Sitting complacent on her college bed raised on cinder blocks is a girl contemplating all the events of the day. Possible thought bubbles, including but not limited to (moose lake. please erin say you got that please):
-Why, oh why, does Internet Explorer still exist, when Firefox is obviously superior in every way?
-Why does my vacuum spew stuff instead of the other way around? I am not buying a new bag for that thing. It's not happening.
- I can't wait for morning so I can open the window and see my tree. What did I ever do to deserve that aspen tree outside my bedroom window? I couldn't possibly have done anything that good in three lifetimes. How aesthetically pleasing.
-All the books on my top bookshelf with the matching spines from the Barnes and Noble Classics collection are a sight for sore eyes. I think I might go smell them. Geek alarm.
- Someday I'm gonna have to stop thinking about Miranda and Ferdinand in scene 2.2 and actually write a paper on them. Something about how their subplot is the only one in the whole book not concerned with themes of subtlety and conspiracy and usurpation and they are an important contrast in their singular sincerity, demonstrated in lines 42-84. Or something. Someday before 12:20 on Wednesday.
-I finished Dracula today as I was walking home from school. It was the best walk home I ever had, and I probably should have paid attention to the muddy terrain instead of Mina Harker's scintillating story. But that's okay. Mud comes off.
- I hope Collin finishes Catching Fire soon. I want to talk to him about it. He seemed to think 70 pages was a big deal for one night. Is that real? Whose reading speed is skewed, mine or his?
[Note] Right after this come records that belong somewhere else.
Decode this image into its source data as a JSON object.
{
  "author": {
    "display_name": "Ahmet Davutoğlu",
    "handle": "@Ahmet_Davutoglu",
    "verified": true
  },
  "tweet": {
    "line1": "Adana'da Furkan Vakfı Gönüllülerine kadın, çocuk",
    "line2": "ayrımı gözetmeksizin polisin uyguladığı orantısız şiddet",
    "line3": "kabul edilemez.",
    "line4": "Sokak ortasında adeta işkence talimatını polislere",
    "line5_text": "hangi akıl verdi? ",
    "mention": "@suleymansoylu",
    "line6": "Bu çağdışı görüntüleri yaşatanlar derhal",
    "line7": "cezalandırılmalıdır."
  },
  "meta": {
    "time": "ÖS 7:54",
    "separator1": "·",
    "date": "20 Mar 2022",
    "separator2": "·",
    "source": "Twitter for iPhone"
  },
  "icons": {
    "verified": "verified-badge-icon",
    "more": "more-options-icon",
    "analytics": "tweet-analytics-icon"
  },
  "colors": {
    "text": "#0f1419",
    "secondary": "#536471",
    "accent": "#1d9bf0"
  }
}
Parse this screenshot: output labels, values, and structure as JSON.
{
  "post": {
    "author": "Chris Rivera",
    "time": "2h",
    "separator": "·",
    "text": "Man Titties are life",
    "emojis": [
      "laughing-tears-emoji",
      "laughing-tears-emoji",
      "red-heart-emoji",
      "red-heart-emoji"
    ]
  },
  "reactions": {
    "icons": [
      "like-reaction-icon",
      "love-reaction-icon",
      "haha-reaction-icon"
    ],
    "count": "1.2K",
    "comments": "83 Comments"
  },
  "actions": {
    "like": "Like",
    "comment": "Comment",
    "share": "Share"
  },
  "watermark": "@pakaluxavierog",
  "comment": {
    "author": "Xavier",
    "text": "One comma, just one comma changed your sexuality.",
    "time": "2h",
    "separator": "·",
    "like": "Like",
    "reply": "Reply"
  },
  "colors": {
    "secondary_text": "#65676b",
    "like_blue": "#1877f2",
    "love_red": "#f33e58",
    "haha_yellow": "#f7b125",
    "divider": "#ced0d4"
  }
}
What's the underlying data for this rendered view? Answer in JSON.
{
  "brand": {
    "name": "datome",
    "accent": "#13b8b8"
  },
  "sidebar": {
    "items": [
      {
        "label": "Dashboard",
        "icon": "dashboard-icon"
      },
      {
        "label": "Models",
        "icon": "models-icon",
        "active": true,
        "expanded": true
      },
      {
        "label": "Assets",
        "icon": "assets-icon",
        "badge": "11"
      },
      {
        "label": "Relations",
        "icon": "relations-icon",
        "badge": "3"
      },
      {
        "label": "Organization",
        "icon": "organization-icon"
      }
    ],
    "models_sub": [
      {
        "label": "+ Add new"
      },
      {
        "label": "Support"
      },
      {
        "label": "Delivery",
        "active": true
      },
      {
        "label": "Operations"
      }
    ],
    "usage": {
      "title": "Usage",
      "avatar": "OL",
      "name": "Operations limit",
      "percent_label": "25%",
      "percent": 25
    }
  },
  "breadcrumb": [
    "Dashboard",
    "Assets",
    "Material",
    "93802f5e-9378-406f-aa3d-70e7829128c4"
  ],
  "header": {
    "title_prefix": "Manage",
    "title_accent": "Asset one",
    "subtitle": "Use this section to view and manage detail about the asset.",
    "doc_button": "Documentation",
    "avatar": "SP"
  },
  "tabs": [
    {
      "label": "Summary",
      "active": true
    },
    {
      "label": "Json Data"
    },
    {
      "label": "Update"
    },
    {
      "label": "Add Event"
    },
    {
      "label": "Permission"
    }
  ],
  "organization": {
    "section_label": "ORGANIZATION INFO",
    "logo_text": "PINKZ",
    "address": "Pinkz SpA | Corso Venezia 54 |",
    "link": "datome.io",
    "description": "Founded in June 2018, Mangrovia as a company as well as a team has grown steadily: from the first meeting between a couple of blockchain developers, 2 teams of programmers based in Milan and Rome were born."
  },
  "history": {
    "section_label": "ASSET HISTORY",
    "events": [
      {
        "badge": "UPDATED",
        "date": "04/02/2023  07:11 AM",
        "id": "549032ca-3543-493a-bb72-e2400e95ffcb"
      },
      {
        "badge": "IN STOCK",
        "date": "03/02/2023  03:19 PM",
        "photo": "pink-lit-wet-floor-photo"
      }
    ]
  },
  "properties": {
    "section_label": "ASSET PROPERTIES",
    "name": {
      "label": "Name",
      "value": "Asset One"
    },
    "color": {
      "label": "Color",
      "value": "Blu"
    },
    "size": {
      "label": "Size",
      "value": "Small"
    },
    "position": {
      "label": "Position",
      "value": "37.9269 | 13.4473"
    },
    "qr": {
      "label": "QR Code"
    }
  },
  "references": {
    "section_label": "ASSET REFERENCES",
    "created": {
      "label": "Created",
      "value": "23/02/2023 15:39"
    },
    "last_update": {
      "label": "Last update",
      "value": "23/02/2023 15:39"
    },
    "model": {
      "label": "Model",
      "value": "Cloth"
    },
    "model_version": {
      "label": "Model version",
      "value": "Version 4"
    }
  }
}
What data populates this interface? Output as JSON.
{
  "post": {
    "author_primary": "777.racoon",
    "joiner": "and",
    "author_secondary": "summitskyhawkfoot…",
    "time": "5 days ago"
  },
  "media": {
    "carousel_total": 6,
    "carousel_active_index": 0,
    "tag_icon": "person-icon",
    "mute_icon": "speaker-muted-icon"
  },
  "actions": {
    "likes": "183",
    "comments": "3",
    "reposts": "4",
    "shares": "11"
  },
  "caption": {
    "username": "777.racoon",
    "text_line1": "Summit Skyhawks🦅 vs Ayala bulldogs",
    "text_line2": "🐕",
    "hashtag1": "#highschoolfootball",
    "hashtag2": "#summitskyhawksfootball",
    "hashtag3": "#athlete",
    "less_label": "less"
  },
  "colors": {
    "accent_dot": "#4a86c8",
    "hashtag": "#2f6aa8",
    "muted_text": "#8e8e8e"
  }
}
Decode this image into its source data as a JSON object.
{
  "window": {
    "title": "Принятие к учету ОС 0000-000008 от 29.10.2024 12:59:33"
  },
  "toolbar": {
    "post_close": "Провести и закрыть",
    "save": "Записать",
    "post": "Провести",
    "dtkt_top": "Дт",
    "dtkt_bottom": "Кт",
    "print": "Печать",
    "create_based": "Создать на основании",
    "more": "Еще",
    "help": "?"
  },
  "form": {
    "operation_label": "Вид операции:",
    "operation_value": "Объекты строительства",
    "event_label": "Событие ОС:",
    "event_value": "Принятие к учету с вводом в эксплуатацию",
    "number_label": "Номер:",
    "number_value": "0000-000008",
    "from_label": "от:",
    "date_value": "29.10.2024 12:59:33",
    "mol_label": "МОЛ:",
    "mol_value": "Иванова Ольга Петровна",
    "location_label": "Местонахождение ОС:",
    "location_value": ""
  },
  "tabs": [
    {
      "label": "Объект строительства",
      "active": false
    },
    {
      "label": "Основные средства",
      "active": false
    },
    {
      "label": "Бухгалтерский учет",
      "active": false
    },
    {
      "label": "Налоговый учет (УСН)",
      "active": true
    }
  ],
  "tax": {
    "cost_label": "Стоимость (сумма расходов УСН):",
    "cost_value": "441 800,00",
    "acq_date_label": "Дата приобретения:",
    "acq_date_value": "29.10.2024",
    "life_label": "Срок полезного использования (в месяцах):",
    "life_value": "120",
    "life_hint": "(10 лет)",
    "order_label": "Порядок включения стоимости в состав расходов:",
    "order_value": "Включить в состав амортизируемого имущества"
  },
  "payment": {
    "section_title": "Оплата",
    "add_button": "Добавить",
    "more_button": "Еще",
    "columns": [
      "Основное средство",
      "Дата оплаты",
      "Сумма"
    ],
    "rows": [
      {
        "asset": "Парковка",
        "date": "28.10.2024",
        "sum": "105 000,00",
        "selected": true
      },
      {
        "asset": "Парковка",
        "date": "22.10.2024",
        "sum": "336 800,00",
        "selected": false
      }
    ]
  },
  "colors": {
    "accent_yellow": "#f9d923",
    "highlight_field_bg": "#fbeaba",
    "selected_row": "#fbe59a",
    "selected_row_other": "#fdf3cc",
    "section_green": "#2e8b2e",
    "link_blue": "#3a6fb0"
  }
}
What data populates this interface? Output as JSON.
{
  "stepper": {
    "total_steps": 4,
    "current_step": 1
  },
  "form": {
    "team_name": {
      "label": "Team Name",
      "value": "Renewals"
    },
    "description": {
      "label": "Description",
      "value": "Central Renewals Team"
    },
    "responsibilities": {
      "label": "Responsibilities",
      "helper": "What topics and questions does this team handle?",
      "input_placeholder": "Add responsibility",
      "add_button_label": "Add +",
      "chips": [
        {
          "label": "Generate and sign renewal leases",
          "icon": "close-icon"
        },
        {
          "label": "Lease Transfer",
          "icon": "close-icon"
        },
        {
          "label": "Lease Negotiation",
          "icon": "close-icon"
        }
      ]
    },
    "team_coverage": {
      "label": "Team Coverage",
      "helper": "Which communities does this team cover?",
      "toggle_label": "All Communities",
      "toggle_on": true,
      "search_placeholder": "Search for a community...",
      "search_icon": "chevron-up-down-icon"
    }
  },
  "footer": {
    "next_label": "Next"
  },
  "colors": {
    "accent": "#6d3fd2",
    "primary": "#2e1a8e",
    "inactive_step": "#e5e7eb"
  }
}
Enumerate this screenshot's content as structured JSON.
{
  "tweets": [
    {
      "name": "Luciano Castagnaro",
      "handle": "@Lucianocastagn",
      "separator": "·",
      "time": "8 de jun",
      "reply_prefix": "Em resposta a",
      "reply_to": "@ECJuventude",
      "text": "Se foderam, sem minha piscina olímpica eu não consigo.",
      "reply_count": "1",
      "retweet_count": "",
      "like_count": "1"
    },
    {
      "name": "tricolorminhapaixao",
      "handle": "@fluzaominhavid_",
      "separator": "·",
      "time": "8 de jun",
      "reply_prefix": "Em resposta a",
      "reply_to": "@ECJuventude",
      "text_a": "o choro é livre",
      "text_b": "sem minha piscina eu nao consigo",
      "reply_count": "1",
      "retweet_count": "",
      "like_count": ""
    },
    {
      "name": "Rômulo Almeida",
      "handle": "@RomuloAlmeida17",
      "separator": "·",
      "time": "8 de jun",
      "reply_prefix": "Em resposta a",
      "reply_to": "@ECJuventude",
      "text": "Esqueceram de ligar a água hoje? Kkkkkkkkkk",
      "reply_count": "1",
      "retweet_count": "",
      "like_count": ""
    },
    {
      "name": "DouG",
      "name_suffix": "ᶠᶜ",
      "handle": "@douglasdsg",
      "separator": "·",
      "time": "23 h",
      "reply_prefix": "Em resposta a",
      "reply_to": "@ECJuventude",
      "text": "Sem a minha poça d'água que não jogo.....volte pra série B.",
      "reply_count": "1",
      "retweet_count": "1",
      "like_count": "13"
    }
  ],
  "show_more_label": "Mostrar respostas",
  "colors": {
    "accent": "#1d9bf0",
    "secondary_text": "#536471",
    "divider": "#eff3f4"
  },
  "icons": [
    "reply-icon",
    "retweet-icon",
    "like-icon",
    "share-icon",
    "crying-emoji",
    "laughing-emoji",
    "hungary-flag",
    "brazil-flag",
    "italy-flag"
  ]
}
- Sometimes, Shakespeare writes weird stuff. Like Cymbeline. Did you know Cymbeline is the King in that story? Is it just me, or is Cymbeline kind of a girl name? Cue McCuskey in my head, talking about the instability and arbitrary nature of language and how Shakespeare is the precursor to Humpty Dumpty, making up words and saying they mean stuff. He is laughing in his grave right now, gleefully considering the thousands of students trying to figure out what all that stuff means. Kind of like Lewis Carrol and his precious Jabberwocky.
- You know what a vorpal blade is? Me neither. Cause it isn't even a thing.
- Lit analysis is so different from real life analysis. For example: Bram Stoker characterizes Jonathan Harker so as to make us think he is a schmuck. I see this. I laugh at the satire, at the cleverness of an Irishman poking fun at British Imperialism using subtle descriptions of train schedules and paprika chicken, and it is funny. But in real life, I think I would like Jonathan Harker. I might even respect him. Oh, education. How irrelevant you are to real life, at times.
- That turned into some really long thought bubbles, all leading back to literature. There is a distinct possibility I am an English Major and it is two weeks until finals.
- I think I'm gonna go analyze some Shakespeare now.